Так они сидели рядом, как лучшие друзья, и в течение получаса с: восторгом вспоминали былые школьные проделки. Понемногу перешли к политическим темам; тут уж они перестали держаться за руки и время от времени обменивались такими фразами, как: «нет, любезный брат мой», или «здесь я не могу с тобой согласиться», или «по этому поводу я позволю себе думать иначе»; но когда они принялись ругать индепендентов и других сектантов, оба дружно понеслись вперед, и трудно было сказать, кто бежал быстрее. К несчастью, во время этого дружеского разговора как-то зашла речь о епископстве Тита, и тотчас же возник принципиальный вопрос об управлении церковью. Тут — увы! — мигом открылись шлюзы, и они стали изливать друг на друга греческие и еврейские тексты; глаза у них горели, щеки пылали, кулаки сжимались, и они стали больше похожи на свирепых противников, готовых выцарапать друг другу глаза, чем на христианских священников.

Роджер Уайлдрейк, услышав их спор, задумал еще больше разжечь его.
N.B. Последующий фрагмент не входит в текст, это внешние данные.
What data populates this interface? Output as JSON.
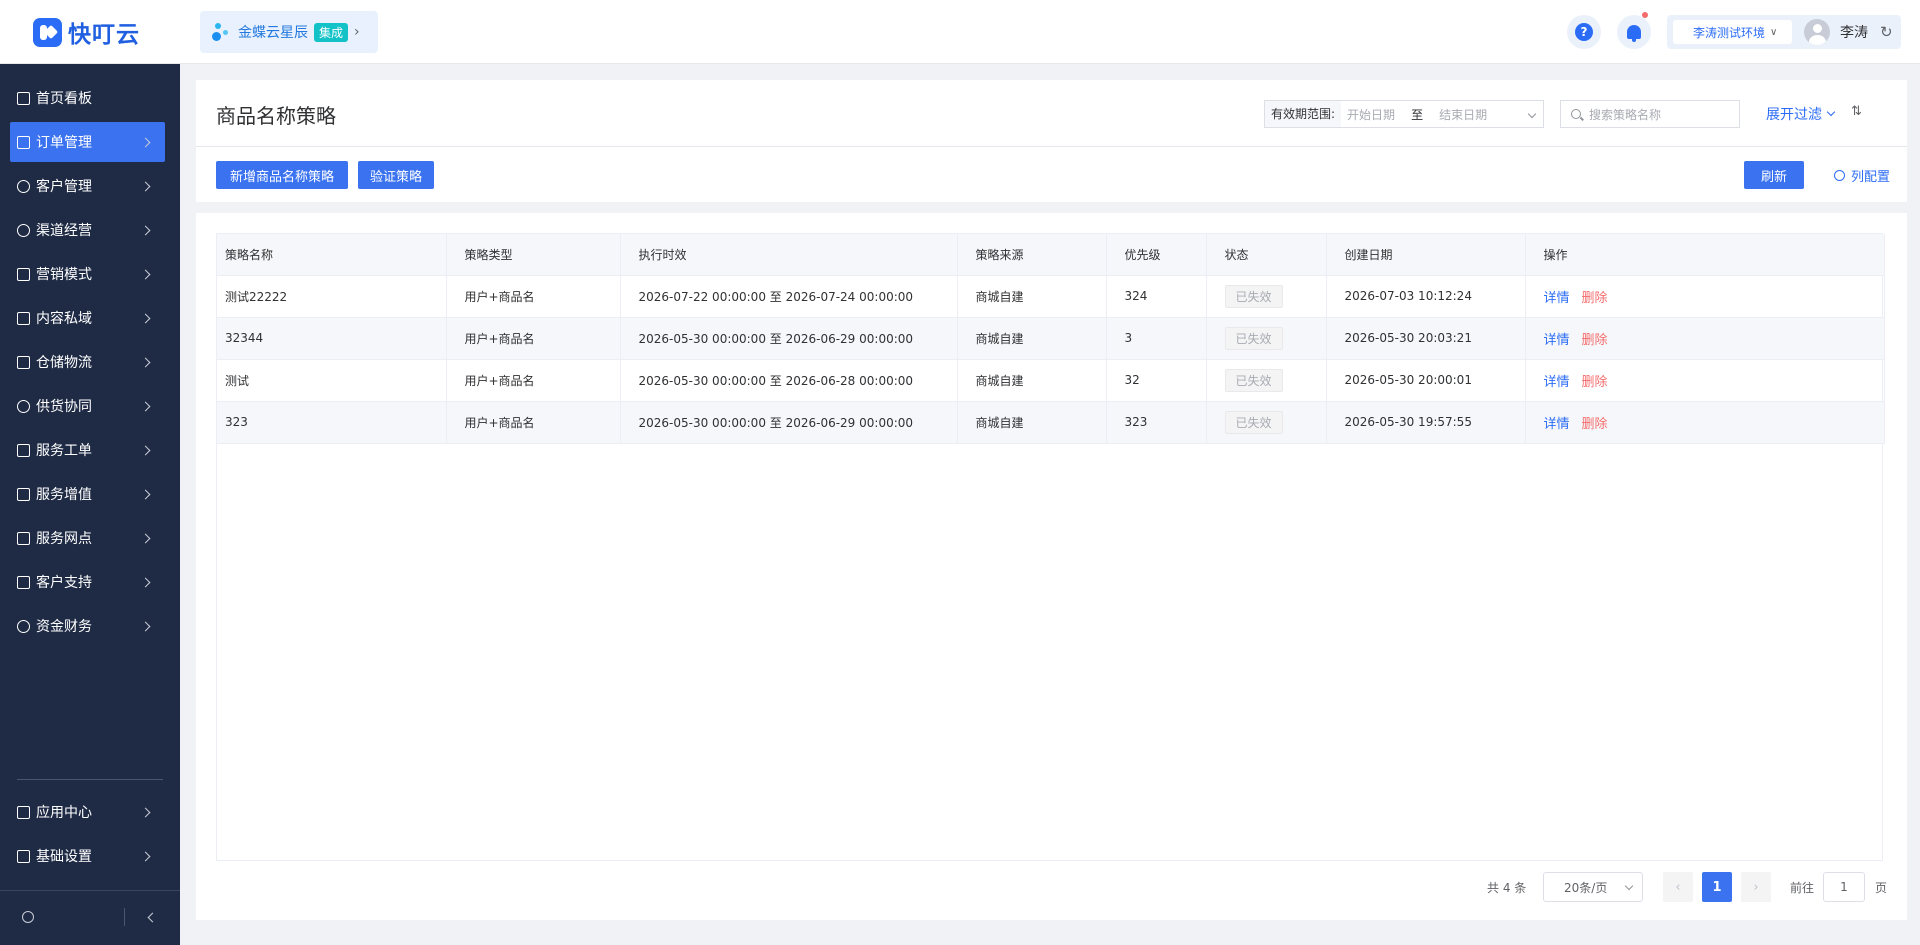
{
  "header": {
    "logo_text": "快叮云",
    "integration_name": "金蝶云星辰",
    "integration_badge": "集成",
    "env_label": "李涛测试环境",
    "username": "李涛",
    "help_glyph": "?"
  },
  "sidebar": {
    "items": [
      {
        "label": "首页看板",
        "icon": "home-icon"
      },
      {
        "label": "订单管理",
        "icon": "order-icon",
        "active": true
      },
      {
        "label": "客户管理",
        "icon": "user-icon"
      },
      {
        "label": "渠道经营",
        "icon": "channel-icon"
      },
      {
        "label": "营销模式",
        "icon": "tag-icon"
      },
      {
        "label": "内容私域",
        "icon": "image-icon"
      },
      {
        "label": "仓储物流",
        "icon": "warehouse-icon"
      },
      {
        "label": "供货协同",
        "icon": "supply-icon"
      },
      {
        "label": "服务工单",
        "icon": "ticket-icon"
      },
      {
        "label": "服务增值",
        "icon": "bag-icon"
      },
      {
        "label": "服务网点",
        "icon": "store-icon"
      },
      {
        "label": "客户支持",
        "icon": "support-icon"
      },
      {
        "label": "资金财务",
        "icon": "yuan-icon"
      }
    ],
    "bottom_items": [
      {
        "label": "应用中心",
        "icon": "cube-icon"
      },
      {
        "label": "基础设置",
        "icon": "settings-list-icon"
      }
    ]
  },
  "page": {
    "title": "商品名称策略",
    "range_label": "有效期范围:",
    "start_placeholder": "开始日期",
    "range_separator": "至",
    "end_placeholder": "结束日期",
    "search_placeholder": "搜索策略名称",
    "expand_filter": "展开过滤",
    "add_button": "新增商品名称策略",
    "verify_button": "验证策略",
    "refresh_button": "刷新",
    "column_config": "列配置"
  },
  "table": {
    "columns": [
      "策略名称",
      "策略类型",
      "执行时效",
      "策略来源",
      "优先级",
      "状态",
      "创建日期",
      "操作"
    ],
    "rows": [
      {
        "name": "测试22222",
        "type": "用户+商品名",
        "period": "2026-07-22 00:00:00 至 2026-07-24 00:00:00",
        "source": "商城自建",
        "priority": "324",
        "status": "已失效",
        "created": "2026-07-03 10:12:24"
      },
      {
        "name": "32344",
        "type": "用户+商品名",
        "period": "2026-05-30 00:00:00 至 2026-06-29 00:00:00",
        "source": "商城自建",
        "priority": "3",
        "status": "已失效",
        "created": "2026-05-30 20:03:21"
      },
      {
        "name": "测试",
        "type": "用户+商品名",
        "period": "2026-05-30 00:00:00 至 2026-06-28 00:00:00",
        "source": "商城自建",
        "priority": "32",
        "status": "已失效",
        "created": "2026-05-30 20:00:01"
      },
      {
        "name": "323",
        "type": "用户+商品名",
        "period": "2026-05-30 00:00:00 至 2026-06-29 00:00:00",
        "source": "商城自建",
        "priority": "323",
        "status": "已失效",
        "created": "2026-05-30 19:57:55"
      }
    ],
    "op_detail": "详情",
    "op_delete": "删除"
  },
  "pagination": {
    "total_text": "共 4 条",
    "page_size": "20条/页",
    "current_page": "1",
    "goto_label": "前往",
    "goto_value": "1",
    "page_suffix": "页"
  },
  "colors": {
    "primary": "#3a72f0",
    "sidebar_bg": "#1f2b45",
    "danger": "#f56c6c"
  }
}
Он, разумеется, самым решительным образом принял участие в споре, хотя предмет его был ему совершенно незнаком. Несколько озадаченный бойким красноречием и ученостью Холдинафа, кавалер с беспокойством наблюдал за лицом доктора Рочклифа; но когда он увидел гордый взгляд и непреклонность поборника епископальной церкви и услышал, что на греческие слова он отвечает по-гречески, а на еврейские по-еврейски, Уайлдрейк поддержал его доводы, а в подтверждение крепко ударил по скамье и торжествующе расхохотался в лицо пресвитерианскому священнику. В конце концов сэр Генри и полковник Эверард неохотно вмешались в спор и с трудом уговорили двух друзей отложить диспут; «их развели в разные стороны, и они бросали друг на друга такие взгляды, по которым было ясно, что старая дружба уступила место вражде.
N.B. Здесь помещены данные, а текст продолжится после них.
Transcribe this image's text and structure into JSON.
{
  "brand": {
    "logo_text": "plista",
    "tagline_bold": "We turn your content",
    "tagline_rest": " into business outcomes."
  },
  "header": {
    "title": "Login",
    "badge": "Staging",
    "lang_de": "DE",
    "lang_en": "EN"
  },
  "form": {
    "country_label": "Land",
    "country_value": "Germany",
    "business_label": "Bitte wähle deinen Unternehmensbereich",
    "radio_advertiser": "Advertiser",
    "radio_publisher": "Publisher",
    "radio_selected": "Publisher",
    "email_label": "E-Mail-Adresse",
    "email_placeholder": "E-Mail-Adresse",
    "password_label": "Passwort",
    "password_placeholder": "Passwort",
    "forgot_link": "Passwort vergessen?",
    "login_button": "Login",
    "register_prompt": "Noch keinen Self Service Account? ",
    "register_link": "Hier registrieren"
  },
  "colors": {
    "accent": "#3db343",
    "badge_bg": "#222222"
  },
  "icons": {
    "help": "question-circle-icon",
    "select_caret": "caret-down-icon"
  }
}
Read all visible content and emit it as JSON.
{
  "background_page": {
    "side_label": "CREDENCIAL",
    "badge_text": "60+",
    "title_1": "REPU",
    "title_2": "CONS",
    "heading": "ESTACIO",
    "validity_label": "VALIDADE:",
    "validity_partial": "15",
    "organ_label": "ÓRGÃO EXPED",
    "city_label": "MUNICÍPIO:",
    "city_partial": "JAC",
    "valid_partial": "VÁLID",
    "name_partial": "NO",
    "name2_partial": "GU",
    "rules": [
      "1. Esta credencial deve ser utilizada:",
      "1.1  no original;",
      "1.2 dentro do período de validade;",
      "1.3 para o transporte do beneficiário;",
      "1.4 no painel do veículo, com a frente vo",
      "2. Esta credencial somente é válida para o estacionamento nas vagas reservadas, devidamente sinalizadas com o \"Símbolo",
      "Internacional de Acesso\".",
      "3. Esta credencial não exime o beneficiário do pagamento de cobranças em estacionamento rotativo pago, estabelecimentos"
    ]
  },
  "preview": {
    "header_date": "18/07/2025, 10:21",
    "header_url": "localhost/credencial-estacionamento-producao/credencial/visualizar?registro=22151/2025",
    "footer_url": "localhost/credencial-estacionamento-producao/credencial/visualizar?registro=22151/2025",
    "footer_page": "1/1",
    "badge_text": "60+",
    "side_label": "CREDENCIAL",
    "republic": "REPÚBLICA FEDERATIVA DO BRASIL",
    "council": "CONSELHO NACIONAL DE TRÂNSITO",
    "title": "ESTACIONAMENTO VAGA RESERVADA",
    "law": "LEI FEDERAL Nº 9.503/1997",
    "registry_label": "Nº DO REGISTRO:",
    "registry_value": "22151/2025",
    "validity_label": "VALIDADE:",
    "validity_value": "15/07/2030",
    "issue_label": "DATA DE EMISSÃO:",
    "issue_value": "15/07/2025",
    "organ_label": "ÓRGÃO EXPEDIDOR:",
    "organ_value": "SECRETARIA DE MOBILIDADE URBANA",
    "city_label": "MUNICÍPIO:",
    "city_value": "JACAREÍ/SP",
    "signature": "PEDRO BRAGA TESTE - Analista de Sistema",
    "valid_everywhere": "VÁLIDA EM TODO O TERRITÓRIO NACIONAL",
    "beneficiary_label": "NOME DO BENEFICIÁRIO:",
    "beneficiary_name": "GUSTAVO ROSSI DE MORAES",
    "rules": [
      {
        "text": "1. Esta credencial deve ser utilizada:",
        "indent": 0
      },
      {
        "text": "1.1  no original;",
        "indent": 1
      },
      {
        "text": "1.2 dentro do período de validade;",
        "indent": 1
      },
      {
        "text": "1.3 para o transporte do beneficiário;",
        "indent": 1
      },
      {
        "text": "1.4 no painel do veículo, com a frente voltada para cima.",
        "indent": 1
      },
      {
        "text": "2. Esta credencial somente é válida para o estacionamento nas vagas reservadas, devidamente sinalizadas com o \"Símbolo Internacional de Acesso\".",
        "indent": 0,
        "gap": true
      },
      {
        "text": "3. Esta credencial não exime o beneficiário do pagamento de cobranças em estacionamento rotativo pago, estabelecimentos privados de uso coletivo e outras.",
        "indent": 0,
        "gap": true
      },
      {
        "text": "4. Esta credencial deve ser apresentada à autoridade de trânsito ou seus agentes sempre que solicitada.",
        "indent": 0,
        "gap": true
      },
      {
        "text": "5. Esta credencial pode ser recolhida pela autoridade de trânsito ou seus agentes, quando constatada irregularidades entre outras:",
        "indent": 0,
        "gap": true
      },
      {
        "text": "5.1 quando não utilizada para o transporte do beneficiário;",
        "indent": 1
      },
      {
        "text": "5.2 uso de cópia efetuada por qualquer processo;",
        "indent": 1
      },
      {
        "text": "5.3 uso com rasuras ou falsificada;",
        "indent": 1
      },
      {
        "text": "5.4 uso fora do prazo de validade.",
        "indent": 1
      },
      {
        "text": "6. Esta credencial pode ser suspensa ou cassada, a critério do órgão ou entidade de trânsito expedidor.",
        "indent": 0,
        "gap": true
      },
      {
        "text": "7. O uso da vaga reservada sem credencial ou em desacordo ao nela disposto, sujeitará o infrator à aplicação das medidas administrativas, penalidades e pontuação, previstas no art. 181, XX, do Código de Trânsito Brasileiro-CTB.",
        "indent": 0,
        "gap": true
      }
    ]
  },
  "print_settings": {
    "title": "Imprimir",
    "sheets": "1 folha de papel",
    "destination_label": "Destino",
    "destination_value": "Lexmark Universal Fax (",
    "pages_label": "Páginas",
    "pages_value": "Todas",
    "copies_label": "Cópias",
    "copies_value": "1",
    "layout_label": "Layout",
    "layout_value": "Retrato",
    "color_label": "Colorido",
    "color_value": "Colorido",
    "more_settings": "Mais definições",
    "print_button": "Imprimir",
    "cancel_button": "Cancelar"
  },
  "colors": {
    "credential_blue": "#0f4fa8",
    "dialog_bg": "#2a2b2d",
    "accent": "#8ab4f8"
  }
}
Пока они косились друг на друга и страстно желали возобновить спор, чтобы доказать свою правоту, в камеру вошел Пирсон и тихим, взволнованным голосом сказал, что все должны приготовиться к немедленной смерти.

Сэр Генри Ли встретил приговор с мрачным спокойствием, которое не покидало его все время. Полковник Эверард попытался представить обоснованную и гневную апелляцию парламенту на решение военно-полевого суда и генерала. Но Пирсон отказался принять и передать такой протест и удрученно, с прискорбием повторил свое предупреждение, чтобы все приготовились умереть ровно в двенадцать; после этого он вышел из камеры.
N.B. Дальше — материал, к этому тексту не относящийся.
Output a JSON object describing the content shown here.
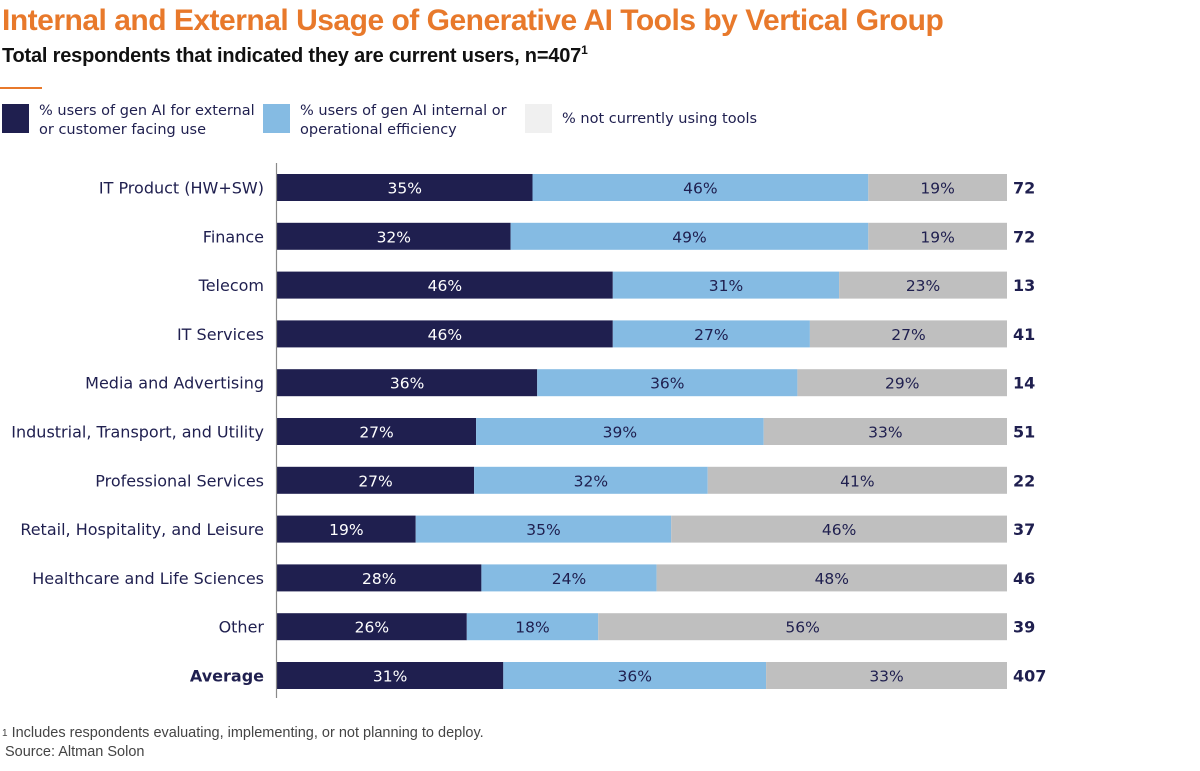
{
  "header": {
    "title": "Internal and External Usage of Generative AI Tools by Vertical Group",
    "subtitle": "Total respondents that indicated they are current users, n=407",
    "subtitle_superscript": "1"
  },
  "colors": {
    "accent": "#e8792b",
    "external": "#1f1f4f",
    "internal": "#85bbe3",
    "not_using": "#bfbfbf",
    "legend_not_using": "#f0f0f0"
  },
  "legend": [
    {
      "key": "external",
      "label": "% users of gen AI for external or customer facing use"
    },
    {
      "key": "internal",
      "label": "% users of gen AI internal or operational efficiency"
    },
    {
      "key": "not_using",
      "label": "% not currently using tools"
    }
  ],
  "chart_data": {
    "type": "bar",
    "orientation": "horizontal",
    "stacked": true,
    "title": "Internal and External Usage of Generative AI Tools by Vertical Group",
    "subtitle": "Total respondents that indicated they are current users, n=407",
    "xlabel": "",
    "ylabel": "",
    "xlim": [
      0,
      100
    ],
    "unit": "%",
    "grid": false,
    "legend_position": "top",
    "categories": [
      "IT Product (HW+SW)",
      "Finance",
      "Telecom",
      "IT Services",
      "Media and Advertising",
      "Industrial, Transport, and Utility",
      "Professional Services",
      "Retail, Hospitality, and Leisure",
      "Healthcare and Life Sciences",
      "Other",
      "Average"
    ],
    "bold_categories": [
      "Average"
    ],
    "series": [
      {
        "name": "% users of gen AI for external or customer facing use",
        "key": "external",
        "values": [
          35,
          32,
          46,
          46,
          36,
          27,
          27,
          19,
          28,
          26,
          31
        ]
      },
      {
        "name": "% users of gen AI internal or operational efficiency",
        "key": "internal",
        "values": [
          46,
          49,
          31,
          27,
          36,
          39,
          32,
          35,
          24,
          18,
          36
        ]
      },
      {
        "name": "% not currently using tools",
        "key": "not_using",
        "values": [
          19,
          19,
          23,
          27,
          29,
          33,
          41,
          46,
          48,
          56,
          33
        ]
      }
    ],
    "n_values": [
      72,
      72,
      13,
      41,
      14,
      51,
      22,
      37,
      46,
      39,
      407
    ]
  },
  "footer": {
    "footnote_marker": "1",
    "footnote": "Includes respondents evaluating, implementing, or not planning to deploy.",
    "source": "Source: Altman Solon"
  }
}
Это известие удивительно подействовало на двух споривших служителей церкви. С минуту они смотрели друг на друга с добротой и раскаянием во взгляде; каждый великодушно стыдился своей горячности. Эти чувства потушили в них последние остатки гнева, и наконец оба вместе воскликнули.

— Брат мой… Брат мой, я согрешил, я согрешил, я оскорбил тебя! — Бросившись друг к другу в объятия и проливая слезы, они стали просить прощения один у другого. Как два воина, которые забывают личную ссору, чтобы идти на борьбу с общим врагом, Они вспомнили об обязанностях своего священного сана, приняли на себя роль, более им подходящую в таком печальном случае, и начали увещевать окружающих, чтобы они встретили объявленный приговор с твердостью и достоинством, которые может внушить только христианская вера.